2. It is entirely restricted to the Australian Region.

SECTION VII.-FINAL CONCLUSIONS

Thus we see that whether we take the Mammals in Geographical or in Systematic order, we arrive at nearly the same result-namely, that the best Primary Geographical Divisions of the earth are six in number. Of these the Australian Region (Neogæa), in which the Mammalfauna is pre-eminently Marsupial, and embraces the whole Order of Monotremes, is by far the most distinct. It is, however, also easy to separate the Neotropical Region (Notogaa), with its one family of Marsupials and numerous Edentates.
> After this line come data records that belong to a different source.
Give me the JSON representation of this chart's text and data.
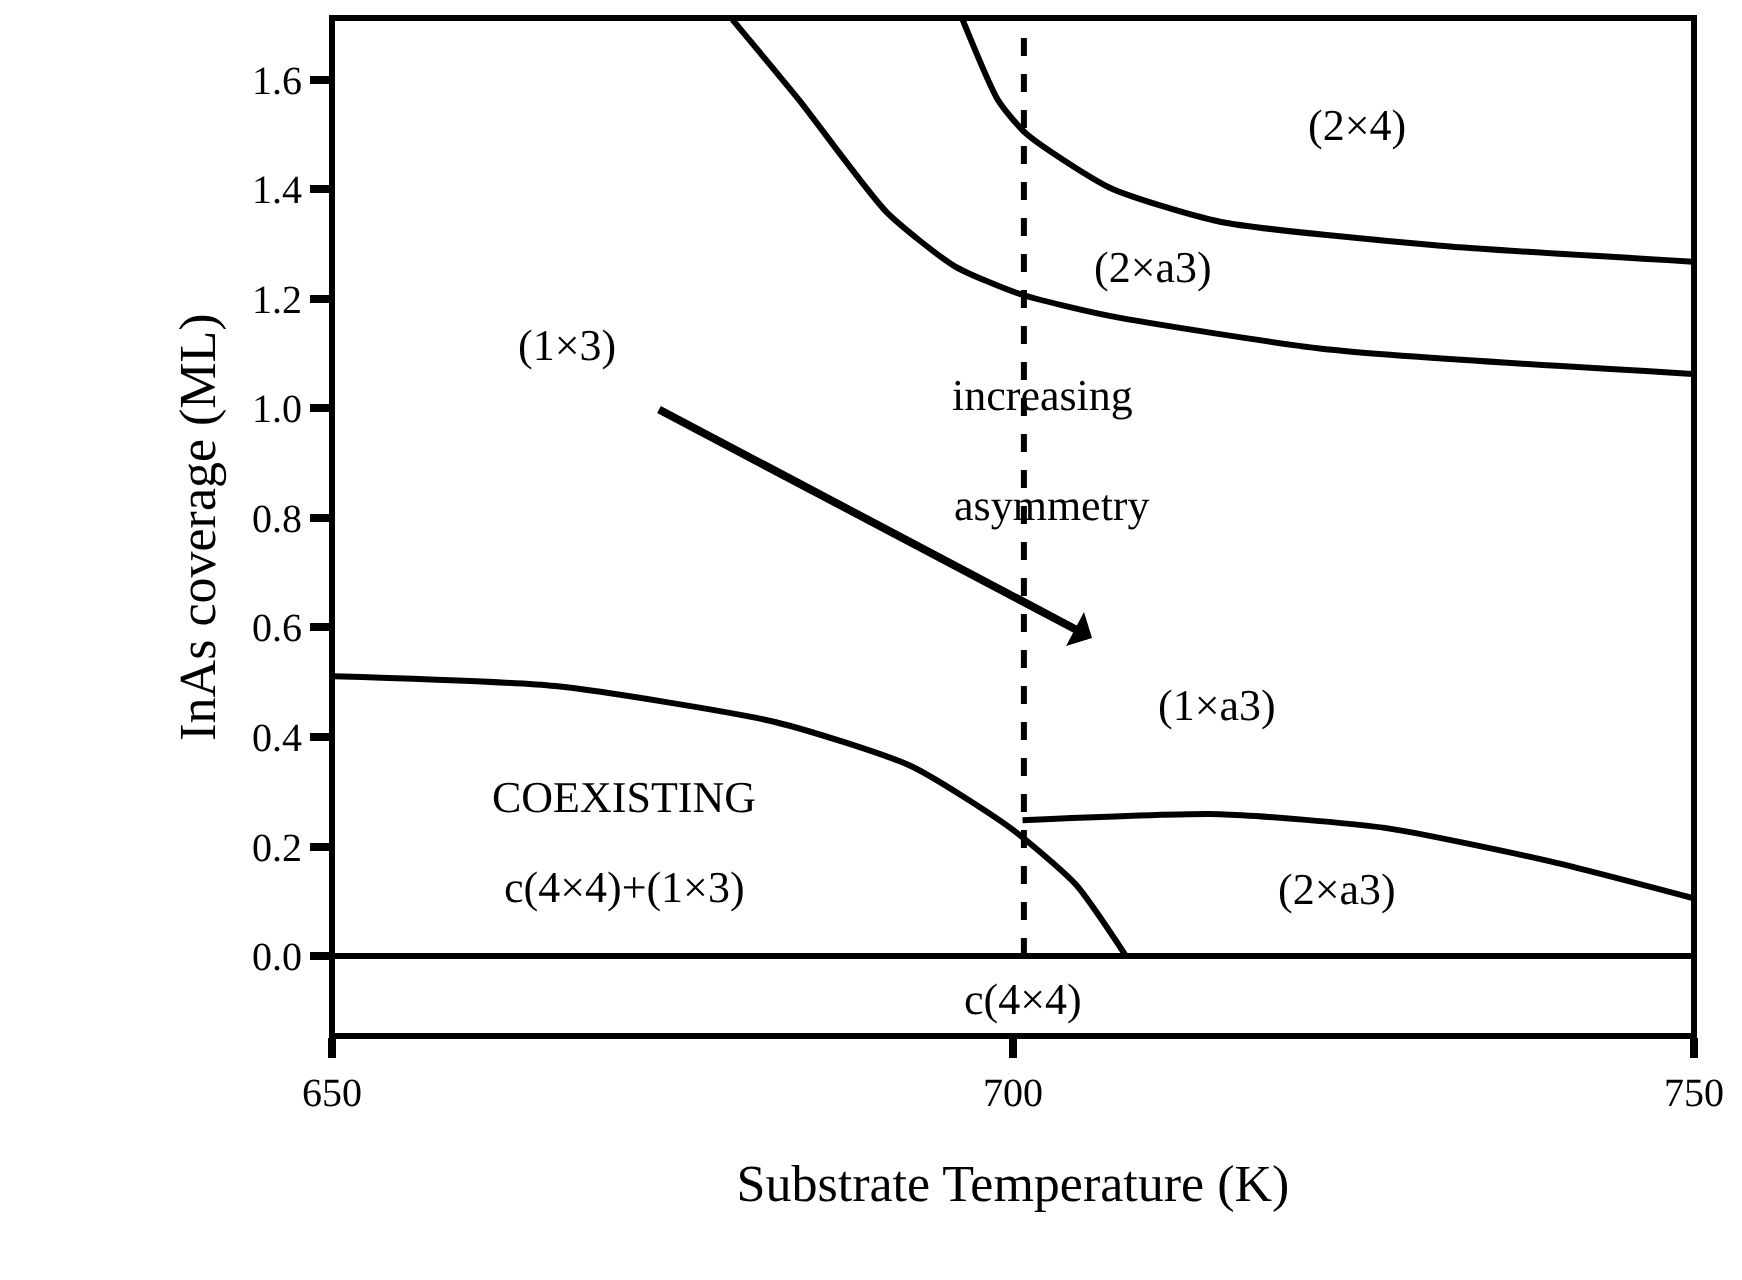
{
  "chart_data": {
    "type": "line",
    "xlabel": "Substrate Temperature (K)",
    "ylabel": "InAs coverage (ML)",
    "xlim": [
      650,
      750
    ],
    "xticks": [
      650,
      700,
      750
    ],
    "ylim": [
      -0.146,
      1.713
    ],
    "yticks": [
      {
        "value": 0,
        "label": "0.0"
      },
      0.2,
      0.4,
      0.6,
      0.8,
      {
        "value": 1,
        "label": "1.0"
      },
      1.2,
      1.4,
      1.6
    ],
    "line_style": "solid",
    "series": [
      {
        "color": "#000000",
        "x": [
          679.4,
          684.3,
          690.7,
          695.7,
          700.5,
          707.1,
          723.4,
          749.9
        ],
        "values": [
          1.71,
          1.563,
          1.359,
          1.26,
          1.209,
          1.169,
          1.107,
          1.063
        ]
      },
      {
        "color": "#000000",
        "x": [
          696.3,
          698.9,
          701,
          707.1,
          715.2,
          731.4,
          749.9
        ],
        "values": [
          1.71,
          1.563,
          1.501,
          1.403,
          1.341,
          1.297,
          1.268
        ]
      },
      {
        "color": "#000000",
        "x": [
          650.1,
          666.4,
          682.6,
          692.5,
          699.8,
          704.6,
          708.3
        ],
        "values": [
          0.511,
          0.493,
          0.427,
          0.347,
          0.234,
          0.131,
          0.0
        ]
      },
      {
        "color": "#000000",
        "x": [
          700.7,
          715.2,
          727.3,
          739.6,
          749.9
        ],
        "values": [
          0.248,
          0.259,
          0.234,
          0.172,
          0.106
        ]
      },
      {
        "color": "#000000",
        "x": [
          650,
          750
        ],
        "values": [
          0,
          0
        ]
      },
      {
        "color": "#000000",
        "x": [
          700.8,
          700.8
        ],
        "values": [
          0,
          1.713
        ],
        "line_style": "dashed"
      }
    ],
    "annotations": [
      "(1×3)",
      "(2×4)",
      "(2×a3)",
      "increasing",
      "asymmetry",
      "(1×a3)",
      "COEXISTING",
      "c(4×4)+(1×3)",
      "(2×a3)",
      "c(4×4)"
    ]
  }
}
The remaining Regions (Arctogæa), may be grouped together, but are still separable-on more slender grounds, it is true, into four divisions - the Ethiopian Region remarkable for its abundant Ungulates, the Giraffe, and the Hippopotamuses, the Oriental known by its Orangs, Gibbons, and Tapir, and the Palearctic and Nearctic, which, no doubt, present many points of similarity as regards their Mammal-faunas, but may nevertheless be properly kept apart. The Nearctic Region, as has been shown above, has been overrun by an inroad from the northern portion of the Old World, but has a strongly developed under-stratum of endemic forms mixed up with some Neotropical types, which are utterly foreign to the Palearctic Region.